Building a more sustainable future for housing
Dr Adele Leah, who graduated this month with a PhD in Architecture, has established a method for the investigation of the relationship between the environmental impact of the building materials in a house and the lifestyle of its inhabitants, both immediately after construction and in the present day.
She studied two groups of three-bedroomed houses which were designed and constructed in the late 1920s for rental to workers and their families. "The first were the single storey timber framed railway workers' houses located in the Tarikaka Settlement in the Wellington suburb of Ngaio, and the second were a group of two storey masonry houses located in Witham, England, built for factory workers," she explains.
Adele interviewed elderly people who had lived in these or similar houses at around the time the houses were first constructed, as well as the present day inhabitants. "I also surveyed the houses, attempted to track all of the alterations that had taken place, and compared that information to the original house plans," she says. This enabled her to assess the environmental impact of the houses by calculating the amount of energy used in building materials and alterations.
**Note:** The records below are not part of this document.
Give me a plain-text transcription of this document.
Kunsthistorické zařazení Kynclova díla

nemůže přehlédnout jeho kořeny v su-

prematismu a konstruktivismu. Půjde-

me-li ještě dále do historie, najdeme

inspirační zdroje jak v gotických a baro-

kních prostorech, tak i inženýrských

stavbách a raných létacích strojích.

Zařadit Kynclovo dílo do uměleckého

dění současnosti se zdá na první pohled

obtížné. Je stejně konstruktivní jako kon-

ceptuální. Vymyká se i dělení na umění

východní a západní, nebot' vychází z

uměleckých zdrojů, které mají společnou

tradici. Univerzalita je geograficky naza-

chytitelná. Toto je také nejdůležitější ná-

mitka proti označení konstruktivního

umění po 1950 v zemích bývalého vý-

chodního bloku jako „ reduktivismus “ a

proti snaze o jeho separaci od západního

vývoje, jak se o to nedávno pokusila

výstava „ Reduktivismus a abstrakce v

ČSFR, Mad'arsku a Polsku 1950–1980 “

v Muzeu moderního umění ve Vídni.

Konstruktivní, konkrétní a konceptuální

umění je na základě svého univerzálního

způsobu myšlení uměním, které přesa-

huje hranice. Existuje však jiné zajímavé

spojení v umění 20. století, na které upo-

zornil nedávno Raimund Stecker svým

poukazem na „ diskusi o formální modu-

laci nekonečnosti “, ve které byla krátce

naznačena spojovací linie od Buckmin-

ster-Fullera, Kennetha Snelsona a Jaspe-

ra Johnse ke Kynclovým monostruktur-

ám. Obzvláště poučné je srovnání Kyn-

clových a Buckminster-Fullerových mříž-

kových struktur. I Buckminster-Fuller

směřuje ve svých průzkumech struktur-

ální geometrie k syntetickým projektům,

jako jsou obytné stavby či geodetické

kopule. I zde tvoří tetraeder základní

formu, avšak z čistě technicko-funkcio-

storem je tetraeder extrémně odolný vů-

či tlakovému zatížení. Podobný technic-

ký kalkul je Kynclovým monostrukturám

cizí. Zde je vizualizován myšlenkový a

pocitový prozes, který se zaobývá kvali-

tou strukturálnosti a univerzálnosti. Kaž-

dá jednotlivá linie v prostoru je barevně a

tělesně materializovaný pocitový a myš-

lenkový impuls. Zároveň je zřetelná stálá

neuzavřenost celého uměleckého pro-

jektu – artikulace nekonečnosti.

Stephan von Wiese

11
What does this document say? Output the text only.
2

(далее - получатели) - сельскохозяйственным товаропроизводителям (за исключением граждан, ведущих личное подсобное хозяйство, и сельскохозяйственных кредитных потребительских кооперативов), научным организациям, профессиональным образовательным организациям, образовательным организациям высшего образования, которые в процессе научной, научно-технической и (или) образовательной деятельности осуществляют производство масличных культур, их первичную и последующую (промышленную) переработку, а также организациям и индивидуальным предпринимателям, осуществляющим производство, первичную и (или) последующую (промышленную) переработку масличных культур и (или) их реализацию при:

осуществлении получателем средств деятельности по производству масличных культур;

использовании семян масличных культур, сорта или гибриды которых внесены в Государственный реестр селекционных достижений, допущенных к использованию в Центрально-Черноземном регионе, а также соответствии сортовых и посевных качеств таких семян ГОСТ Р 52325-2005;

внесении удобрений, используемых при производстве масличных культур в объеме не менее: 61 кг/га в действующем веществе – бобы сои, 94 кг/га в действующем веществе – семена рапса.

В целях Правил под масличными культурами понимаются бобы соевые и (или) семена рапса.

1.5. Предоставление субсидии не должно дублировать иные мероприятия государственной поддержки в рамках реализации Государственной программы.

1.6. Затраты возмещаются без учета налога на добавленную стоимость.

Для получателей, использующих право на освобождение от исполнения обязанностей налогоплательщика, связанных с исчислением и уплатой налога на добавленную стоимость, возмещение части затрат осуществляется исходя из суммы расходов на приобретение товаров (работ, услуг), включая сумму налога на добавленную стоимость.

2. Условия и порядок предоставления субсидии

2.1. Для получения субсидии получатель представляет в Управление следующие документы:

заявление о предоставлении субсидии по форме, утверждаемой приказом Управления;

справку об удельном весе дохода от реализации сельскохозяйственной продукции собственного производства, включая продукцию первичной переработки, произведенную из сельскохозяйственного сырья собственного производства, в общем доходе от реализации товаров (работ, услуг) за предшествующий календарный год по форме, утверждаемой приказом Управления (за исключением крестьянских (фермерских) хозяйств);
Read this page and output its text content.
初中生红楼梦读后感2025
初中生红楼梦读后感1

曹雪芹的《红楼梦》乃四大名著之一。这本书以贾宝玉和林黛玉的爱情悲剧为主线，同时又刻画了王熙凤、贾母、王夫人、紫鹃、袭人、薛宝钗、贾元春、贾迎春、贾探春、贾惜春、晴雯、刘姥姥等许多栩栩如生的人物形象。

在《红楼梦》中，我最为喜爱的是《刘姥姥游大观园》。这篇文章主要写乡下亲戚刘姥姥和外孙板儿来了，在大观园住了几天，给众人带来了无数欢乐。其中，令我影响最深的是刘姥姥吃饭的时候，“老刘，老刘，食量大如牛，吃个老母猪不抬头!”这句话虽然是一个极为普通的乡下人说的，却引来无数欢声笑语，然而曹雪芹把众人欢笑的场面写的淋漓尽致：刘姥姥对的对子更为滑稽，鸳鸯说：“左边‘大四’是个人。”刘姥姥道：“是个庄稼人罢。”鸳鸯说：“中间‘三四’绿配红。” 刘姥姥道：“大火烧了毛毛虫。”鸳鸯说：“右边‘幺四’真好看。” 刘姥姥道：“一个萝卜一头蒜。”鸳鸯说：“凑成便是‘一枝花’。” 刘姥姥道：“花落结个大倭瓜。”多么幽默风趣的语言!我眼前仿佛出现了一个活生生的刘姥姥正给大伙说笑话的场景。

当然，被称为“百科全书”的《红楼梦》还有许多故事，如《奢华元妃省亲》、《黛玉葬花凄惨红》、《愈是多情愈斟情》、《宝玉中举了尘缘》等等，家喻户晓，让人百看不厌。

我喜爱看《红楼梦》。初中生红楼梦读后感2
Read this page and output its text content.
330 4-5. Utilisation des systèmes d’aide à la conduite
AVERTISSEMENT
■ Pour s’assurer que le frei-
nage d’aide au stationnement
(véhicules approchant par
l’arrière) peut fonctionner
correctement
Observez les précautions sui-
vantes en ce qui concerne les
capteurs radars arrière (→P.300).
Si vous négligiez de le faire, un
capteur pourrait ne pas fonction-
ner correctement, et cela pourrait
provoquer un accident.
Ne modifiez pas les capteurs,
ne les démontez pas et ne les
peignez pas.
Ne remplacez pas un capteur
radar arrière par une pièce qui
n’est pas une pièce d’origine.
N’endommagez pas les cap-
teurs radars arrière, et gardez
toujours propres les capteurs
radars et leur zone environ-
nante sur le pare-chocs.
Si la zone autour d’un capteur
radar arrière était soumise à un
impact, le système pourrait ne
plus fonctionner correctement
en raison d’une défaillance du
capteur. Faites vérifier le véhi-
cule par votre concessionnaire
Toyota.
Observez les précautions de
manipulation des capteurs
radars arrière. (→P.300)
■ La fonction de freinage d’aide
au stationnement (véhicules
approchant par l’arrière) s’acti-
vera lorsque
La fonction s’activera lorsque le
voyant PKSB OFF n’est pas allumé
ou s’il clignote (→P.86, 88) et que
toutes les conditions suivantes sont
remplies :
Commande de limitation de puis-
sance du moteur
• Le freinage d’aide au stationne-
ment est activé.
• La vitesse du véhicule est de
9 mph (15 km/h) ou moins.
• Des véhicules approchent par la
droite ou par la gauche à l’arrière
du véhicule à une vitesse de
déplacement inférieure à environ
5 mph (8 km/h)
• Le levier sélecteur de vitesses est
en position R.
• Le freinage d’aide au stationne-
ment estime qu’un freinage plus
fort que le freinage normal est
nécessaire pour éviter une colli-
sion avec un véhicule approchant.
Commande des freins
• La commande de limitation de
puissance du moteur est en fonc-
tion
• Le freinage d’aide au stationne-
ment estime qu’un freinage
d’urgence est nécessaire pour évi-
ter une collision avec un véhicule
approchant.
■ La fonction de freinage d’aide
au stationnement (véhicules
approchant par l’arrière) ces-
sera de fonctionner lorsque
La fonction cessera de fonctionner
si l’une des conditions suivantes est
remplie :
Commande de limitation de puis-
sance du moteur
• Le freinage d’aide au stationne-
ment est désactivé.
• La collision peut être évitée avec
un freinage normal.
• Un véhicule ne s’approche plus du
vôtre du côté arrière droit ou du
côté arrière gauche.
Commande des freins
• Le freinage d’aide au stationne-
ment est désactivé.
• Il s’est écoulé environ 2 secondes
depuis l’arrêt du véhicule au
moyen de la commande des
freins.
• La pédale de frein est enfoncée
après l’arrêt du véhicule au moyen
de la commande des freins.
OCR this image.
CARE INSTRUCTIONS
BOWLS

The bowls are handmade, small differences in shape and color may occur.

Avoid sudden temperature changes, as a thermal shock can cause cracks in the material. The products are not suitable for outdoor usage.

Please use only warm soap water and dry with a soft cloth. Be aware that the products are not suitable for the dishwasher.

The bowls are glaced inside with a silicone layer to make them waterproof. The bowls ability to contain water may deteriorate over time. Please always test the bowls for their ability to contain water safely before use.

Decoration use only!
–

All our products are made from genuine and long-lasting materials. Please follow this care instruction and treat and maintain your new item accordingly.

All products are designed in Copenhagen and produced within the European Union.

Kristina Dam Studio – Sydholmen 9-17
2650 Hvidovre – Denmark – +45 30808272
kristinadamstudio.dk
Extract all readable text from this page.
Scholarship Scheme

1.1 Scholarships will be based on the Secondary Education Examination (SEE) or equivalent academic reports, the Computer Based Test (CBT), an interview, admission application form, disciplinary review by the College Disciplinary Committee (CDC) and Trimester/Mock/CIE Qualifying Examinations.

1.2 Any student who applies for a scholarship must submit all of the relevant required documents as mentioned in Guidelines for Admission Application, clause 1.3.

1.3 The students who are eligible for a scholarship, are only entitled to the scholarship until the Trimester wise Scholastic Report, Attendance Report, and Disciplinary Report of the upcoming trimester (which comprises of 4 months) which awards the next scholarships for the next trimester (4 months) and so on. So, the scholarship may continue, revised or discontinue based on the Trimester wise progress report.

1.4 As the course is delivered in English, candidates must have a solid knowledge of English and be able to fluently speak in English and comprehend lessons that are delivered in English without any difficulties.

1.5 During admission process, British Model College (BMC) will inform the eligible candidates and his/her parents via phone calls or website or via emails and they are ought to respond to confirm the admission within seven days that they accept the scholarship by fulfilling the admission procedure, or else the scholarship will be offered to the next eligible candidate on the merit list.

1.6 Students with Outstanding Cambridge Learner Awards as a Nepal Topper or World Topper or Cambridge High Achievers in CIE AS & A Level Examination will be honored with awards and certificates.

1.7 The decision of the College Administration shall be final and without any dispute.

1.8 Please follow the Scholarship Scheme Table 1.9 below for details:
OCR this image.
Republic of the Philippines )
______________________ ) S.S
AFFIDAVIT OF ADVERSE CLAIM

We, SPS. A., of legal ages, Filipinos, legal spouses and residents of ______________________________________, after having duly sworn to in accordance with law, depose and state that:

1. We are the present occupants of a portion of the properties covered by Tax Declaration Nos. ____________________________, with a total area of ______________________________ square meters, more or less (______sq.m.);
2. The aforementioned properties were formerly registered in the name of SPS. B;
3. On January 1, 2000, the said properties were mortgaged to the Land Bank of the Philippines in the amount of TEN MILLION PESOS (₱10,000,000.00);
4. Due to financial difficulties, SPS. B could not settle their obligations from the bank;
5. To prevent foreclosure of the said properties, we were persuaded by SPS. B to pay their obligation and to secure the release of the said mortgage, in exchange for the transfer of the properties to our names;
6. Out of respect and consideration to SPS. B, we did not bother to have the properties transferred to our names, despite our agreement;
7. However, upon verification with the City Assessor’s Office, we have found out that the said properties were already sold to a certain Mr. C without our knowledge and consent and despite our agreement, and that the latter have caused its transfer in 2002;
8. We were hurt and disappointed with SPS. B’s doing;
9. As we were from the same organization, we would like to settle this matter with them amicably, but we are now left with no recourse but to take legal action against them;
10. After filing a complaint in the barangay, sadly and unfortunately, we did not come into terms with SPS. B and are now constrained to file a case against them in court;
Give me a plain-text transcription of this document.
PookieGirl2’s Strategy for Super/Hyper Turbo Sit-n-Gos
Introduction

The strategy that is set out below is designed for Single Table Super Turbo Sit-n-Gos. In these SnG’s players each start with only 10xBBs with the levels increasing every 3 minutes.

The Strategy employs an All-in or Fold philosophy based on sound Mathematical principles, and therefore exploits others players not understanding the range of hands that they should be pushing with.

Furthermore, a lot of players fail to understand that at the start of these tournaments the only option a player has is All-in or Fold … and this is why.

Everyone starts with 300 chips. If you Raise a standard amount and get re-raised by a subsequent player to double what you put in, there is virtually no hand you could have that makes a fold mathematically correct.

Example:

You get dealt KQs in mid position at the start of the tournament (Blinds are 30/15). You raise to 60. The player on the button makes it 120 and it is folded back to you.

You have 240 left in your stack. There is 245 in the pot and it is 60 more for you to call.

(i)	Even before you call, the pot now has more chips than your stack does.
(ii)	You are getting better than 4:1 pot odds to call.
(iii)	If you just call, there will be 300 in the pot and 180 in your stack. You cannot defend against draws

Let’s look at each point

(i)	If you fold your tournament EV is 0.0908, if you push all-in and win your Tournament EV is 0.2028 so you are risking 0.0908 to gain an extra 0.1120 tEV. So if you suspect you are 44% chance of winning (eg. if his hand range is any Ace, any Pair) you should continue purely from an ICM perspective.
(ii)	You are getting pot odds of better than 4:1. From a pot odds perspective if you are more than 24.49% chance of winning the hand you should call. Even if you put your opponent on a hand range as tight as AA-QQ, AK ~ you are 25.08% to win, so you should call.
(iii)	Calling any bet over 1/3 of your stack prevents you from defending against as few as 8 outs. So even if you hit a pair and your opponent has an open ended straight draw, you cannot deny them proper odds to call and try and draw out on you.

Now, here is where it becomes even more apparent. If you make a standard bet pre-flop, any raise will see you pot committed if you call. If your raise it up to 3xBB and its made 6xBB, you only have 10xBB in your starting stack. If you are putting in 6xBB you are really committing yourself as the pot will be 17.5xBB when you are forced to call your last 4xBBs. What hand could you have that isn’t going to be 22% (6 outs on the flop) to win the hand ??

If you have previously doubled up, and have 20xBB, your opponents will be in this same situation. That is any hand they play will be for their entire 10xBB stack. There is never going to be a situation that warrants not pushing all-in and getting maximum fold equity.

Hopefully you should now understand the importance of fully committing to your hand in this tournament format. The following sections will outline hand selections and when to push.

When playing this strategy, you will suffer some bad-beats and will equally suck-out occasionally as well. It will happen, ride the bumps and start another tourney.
Adele found that the purpose and function of housing has changed markedly over the last 80 years. "In the 1920s, the house was very much a place of production and the adjacent public spaces were for social interaction. But today, houses are typically used for sleeping, eating, relaxing, and engaging with technology, with the adjacent public space taken up by the car. This raises the question of whether modern house design reflects this change in purpose, and whether it's flexible enough to accommodate further changes in lifestyle in the future."
Adele's research showed that, when constructed, the timber framed Tarikaka Settlement houses had much lower levels of embodied energy that the masonry houses in Witham. However, subsequent alterations combined with necessary maintenance meant the cumulative embodied energy of the Tarikaka houses in 2012 was higher than the Witham houses. "The single storey timber houses are easier to alter and upgrade, but require more maintenance, and conversely the two storey masonry houses are harder to alter and require less maintenance, which is interesting since timber is promoted as being the more 'sustainable' building material." she says.
"My research challenges the idea of what a sustainable house is by showing it is the people, their values and what they do that really matter, not just the materials of which the house is made. It highlights the importance of a consideration of lifetime performance and maintenance in building material choice and also makes a contribution to the argument for embodied energy to form part of the Building Code and Building Regulations requirements in New Zealand and the United Kingdom respectively."